Is it OK for hashCode to return different values between different runs?


I'm trying to learn the full story behind hashCode. In most implementations hashCode is fully deterministic, like in StringUTF16 class:

public static int hashCode(byte[] value) {
    int h = 0;
    int length = value.length >> 1;
    for (int i = 0; i < length; i++) {
        h = 31 * h + getChar(value, i);
    }
    return h;
}

I think that such implementation is not great: it's easy to construct examples which have the same hashCode. For example, a user of a system can submit exactly the words with the same hashCode for DOS attack. It doesn't work with String, since it implements Comparable (and HashMap is an over-hacked mess), but it won't help with classes which don't implement Comparable.
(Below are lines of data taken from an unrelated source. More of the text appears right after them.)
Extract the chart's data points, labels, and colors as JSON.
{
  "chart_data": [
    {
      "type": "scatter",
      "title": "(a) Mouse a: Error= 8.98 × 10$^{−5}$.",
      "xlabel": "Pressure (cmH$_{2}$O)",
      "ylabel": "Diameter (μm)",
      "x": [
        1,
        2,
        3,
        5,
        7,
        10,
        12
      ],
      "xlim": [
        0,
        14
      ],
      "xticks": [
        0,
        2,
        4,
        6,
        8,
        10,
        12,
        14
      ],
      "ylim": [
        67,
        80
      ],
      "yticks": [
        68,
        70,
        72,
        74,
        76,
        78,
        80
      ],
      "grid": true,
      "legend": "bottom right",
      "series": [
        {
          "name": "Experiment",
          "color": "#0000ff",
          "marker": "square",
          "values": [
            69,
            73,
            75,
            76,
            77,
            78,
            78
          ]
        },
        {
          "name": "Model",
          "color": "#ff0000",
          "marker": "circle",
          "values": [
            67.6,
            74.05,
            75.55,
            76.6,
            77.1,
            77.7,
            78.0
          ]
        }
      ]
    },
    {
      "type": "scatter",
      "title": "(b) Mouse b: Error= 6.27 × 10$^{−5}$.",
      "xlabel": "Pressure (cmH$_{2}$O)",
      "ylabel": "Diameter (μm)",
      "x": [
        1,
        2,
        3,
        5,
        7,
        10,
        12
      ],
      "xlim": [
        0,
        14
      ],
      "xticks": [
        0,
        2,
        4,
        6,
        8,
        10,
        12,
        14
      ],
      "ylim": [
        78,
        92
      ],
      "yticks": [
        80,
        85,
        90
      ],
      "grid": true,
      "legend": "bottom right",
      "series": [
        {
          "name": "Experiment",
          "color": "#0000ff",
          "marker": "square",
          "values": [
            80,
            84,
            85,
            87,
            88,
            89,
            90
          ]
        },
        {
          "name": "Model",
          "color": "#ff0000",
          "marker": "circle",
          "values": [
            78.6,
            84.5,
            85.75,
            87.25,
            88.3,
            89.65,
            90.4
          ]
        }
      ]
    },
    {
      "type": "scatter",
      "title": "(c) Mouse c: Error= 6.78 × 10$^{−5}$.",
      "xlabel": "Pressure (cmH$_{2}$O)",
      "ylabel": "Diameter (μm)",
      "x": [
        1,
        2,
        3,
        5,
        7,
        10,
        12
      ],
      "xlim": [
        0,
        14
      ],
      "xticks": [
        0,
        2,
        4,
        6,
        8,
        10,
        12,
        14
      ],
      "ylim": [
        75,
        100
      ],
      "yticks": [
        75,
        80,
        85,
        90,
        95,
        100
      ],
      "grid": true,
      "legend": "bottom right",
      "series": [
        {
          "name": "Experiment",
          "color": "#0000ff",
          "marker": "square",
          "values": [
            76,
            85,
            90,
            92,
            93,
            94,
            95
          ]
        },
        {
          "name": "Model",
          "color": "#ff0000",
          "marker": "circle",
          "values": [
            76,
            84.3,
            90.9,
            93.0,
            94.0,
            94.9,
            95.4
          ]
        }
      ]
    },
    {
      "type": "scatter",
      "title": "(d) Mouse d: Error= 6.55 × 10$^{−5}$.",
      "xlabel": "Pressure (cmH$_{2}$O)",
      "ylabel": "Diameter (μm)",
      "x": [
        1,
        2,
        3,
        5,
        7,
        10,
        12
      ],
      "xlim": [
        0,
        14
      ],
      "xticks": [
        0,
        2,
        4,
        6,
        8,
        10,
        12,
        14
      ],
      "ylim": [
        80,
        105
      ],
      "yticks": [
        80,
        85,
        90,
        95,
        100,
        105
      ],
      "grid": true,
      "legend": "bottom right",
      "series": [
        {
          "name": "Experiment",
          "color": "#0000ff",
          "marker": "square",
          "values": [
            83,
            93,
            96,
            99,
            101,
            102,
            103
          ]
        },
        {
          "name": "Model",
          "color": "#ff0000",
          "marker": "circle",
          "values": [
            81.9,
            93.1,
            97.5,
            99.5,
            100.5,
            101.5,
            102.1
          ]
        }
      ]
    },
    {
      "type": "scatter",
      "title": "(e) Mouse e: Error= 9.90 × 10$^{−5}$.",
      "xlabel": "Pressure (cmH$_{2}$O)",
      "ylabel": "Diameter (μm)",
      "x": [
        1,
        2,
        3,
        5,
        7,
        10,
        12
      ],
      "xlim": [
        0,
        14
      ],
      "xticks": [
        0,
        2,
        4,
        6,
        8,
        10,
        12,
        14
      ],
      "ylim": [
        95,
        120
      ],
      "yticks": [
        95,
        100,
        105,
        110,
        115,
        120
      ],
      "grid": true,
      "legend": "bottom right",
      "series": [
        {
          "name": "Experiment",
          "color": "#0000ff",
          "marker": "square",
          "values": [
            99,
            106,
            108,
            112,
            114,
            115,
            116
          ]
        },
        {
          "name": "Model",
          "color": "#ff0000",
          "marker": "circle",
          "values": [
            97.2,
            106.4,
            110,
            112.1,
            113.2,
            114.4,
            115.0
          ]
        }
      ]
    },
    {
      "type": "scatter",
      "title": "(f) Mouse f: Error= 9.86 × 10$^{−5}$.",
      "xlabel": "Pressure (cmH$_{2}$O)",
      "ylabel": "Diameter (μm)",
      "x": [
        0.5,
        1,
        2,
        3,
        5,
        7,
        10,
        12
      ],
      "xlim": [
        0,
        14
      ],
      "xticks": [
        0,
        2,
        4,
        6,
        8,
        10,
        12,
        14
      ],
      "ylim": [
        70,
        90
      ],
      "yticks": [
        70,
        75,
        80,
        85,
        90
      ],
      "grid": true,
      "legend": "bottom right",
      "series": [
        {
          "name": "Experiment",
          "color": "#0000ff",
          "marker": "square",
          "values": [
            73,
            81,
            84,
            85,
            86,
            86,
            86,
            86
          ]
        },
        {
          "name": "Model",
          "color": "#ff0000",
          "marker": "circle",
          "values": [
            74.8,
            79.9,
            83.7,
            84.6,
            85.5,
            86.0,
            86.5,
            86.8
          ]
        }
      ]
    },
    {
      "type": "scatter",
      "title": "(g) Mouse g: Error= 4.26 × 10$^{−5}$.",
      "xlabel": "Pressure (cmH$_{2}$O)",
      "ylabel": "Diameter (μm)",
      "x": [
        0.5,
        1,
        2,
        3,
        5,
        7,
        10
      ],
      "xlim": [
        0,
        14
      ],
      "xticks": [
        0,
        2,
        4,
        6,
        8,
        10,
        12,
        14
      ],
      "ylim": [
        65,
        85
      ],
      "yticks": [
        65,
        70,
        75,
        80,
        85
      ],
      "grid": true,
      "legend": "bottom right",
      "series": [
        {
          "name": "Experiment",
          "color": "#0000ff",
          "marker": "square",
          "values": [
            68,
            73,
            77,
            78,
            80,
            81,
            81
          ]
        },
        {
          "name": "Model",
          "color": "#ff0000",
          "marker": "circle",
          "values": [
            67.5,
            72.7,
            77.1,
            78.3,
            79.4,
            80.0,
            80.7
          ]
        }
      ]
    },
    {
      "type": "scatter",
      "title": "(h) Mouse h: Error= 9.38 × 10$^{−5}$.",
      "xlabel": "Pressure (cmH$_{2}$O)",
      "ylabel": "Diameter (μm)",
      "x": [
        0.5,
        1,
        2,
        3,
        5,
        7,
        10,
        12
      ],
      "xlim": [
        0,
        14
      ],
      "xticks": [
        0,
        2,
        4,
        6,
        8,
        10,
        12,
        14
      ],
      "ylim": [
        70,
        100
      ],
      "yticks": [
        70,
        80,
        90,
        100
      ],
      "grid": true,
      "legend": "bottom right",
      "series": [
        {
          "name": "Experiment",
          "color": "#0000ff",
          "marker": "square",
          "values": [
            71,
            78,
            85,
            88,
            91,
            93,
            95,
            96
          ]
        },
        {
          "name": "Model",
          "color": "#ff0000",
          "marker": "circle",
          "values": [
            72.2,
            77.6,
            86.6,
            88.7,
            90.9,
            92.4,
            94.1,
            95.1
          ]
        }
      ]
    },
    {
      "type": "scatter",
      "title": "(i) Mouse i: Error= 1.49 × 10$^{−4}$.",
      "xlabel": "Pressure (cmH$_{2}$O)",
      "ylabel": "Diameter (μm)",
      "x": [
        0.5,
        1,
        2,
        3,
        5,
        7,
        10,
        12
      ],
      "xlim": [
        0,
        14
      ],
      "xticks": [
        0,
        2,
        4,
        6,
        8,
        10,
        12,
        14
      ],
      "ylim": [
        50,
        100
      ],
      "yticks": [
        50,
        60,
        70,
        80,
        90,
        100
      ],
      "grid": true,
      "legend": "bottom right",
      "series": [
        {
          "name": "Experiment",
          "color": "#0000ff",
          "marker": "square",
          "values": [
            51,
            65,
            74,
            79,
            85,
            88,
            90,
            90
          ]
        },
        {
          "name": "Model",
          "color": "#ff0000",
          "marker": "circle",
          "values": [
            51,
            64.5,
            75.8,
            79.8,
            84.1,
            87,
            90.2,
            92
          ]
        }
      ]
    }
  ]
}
A better approach seems to use a random factor (instead of 31), so that the user don't know how to construct bad examples (and it also has some theoretical properties), like this:

class ImmutableArray{
    // Note static keyword. It guarantees that for the same run all objects use the same x.
    private static final int x = generateRandomPrime();

    int[] values;

    public int hashCode() {
        int res = 5;
        for (int v : values) {
            res = res * x + v;
        }
        return res;
    }

    ...

}

Now, my question: is there anything bad about this implementation? The only problem I can see is that it will return different hashCodes for different runs of the program, but I can't imagine a concrete scenario where something can go wrong.


Solution

  • It is NOT a requirement that hashCode gives the same values in different JVMs. For example, the HashMap class does not persist the hashCode values of the map's keys when it is serialized. Instead, the hashCode values are recomputed when the map is deserialized.

    The only potential problem I can see is that recomputing the hashCode on each call is inefficient. You can address that by computing it lazily (like String::hashCode does for example).
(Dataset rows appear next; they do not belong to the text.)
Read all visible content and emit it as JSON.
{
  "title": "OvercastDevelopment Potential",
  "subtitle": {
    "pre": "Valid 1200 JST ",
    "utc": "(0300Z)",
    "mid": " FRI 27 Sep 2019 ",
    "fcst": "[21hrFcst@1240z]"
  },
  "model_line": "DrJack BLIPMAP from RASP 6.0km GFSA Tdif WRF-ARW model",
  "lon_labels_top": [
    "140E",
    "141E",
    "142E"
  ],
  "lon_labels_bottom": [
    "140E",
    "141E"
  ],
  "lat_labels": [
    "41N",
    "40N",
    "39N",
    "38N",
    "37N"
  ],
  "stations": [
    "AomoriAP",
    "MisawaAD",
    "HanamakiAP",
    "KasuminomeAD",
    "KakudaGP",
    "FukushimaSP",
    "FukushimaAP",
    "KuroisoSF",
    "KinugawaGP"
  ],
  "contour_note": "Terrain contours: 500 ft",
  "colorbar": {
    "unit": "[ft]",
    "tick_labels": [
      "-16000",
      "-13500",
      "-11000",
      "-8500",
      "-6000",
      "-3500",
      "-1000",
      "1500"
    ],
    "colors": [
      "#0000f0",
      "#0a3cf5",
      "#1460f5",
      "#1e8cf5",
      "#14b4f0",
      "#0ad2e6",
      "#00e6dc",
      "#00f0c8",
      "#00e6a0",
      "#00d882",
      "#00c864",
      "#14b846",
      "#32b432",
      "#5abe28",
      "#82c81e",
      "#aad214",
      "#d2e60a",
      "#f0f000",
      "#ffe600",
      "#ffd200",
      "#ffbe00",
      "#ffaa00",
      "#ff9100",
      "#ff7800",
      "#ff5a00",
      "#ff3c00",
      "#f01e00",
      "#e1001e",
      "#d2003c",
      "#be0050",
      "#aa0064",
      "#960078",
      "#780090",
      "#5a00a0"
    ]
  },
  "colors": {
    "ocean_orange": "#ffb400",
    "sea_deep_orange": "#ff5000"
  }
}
    But if you implement lazy hashCode calculation, you need to declare the field where you store it as transient. Otherwise, the hashCode value in a de-persisted key instance won't == the hashCode value computed for another instance that is "equal" to the key. (In other words, the hashcode / equals contract is broken!) This will lead to lookup failure.

    If you do this properly, there should be no problem vis-a-vis serialization of HashMap. For example, you could follow the approach of String::hashCode and use zero as the cached hashCode value which means "the code needs to be calculated" to the hashCode() method.
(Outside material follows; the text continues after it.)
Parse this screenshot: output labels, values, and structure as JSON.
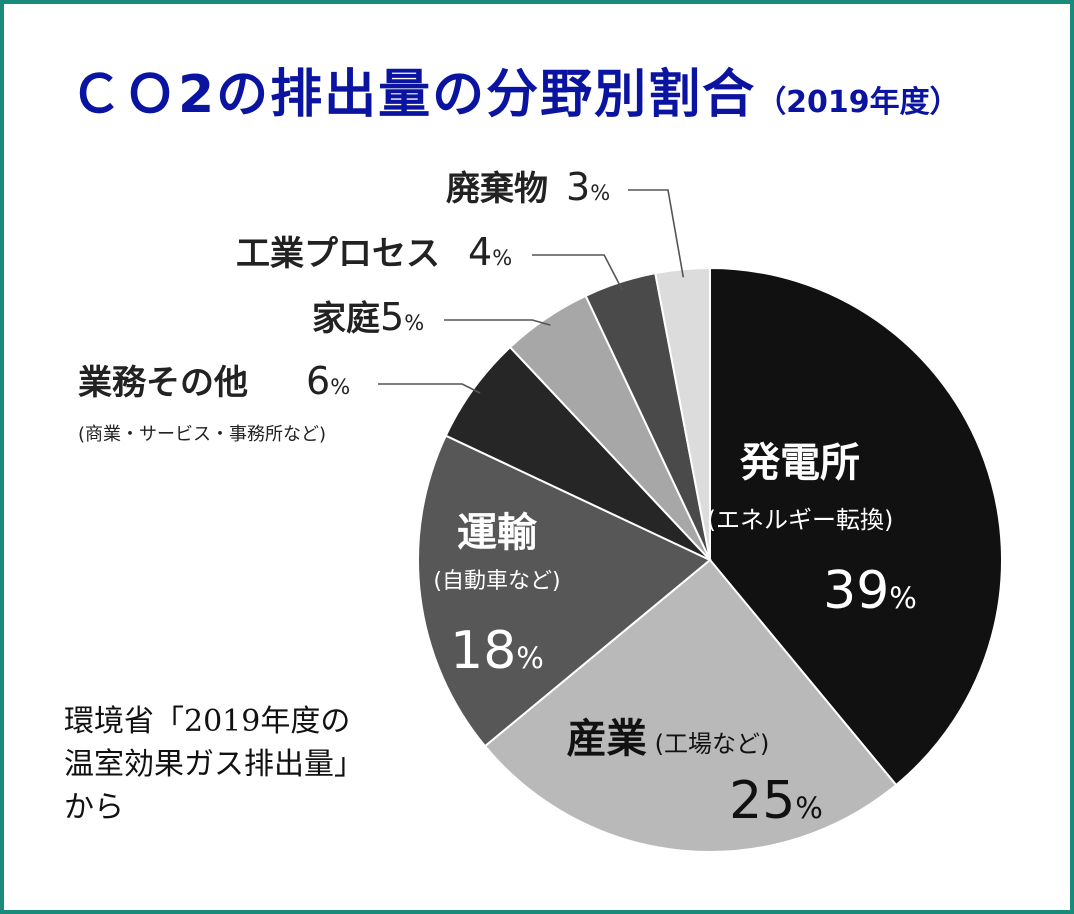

    (If your key class doesn't have a field to hold a cached hashCode value, the problem with persisting that value doesn't arise.)


    The other thing to note is that modifying the key class to implement Comparable would be another defense against DOS-based attacks. In your example class, the implementation of the compareTo method is simple. Note that the ordering that you implement doesn't need to be semantically meaningful. It just needs to be stable and consistent.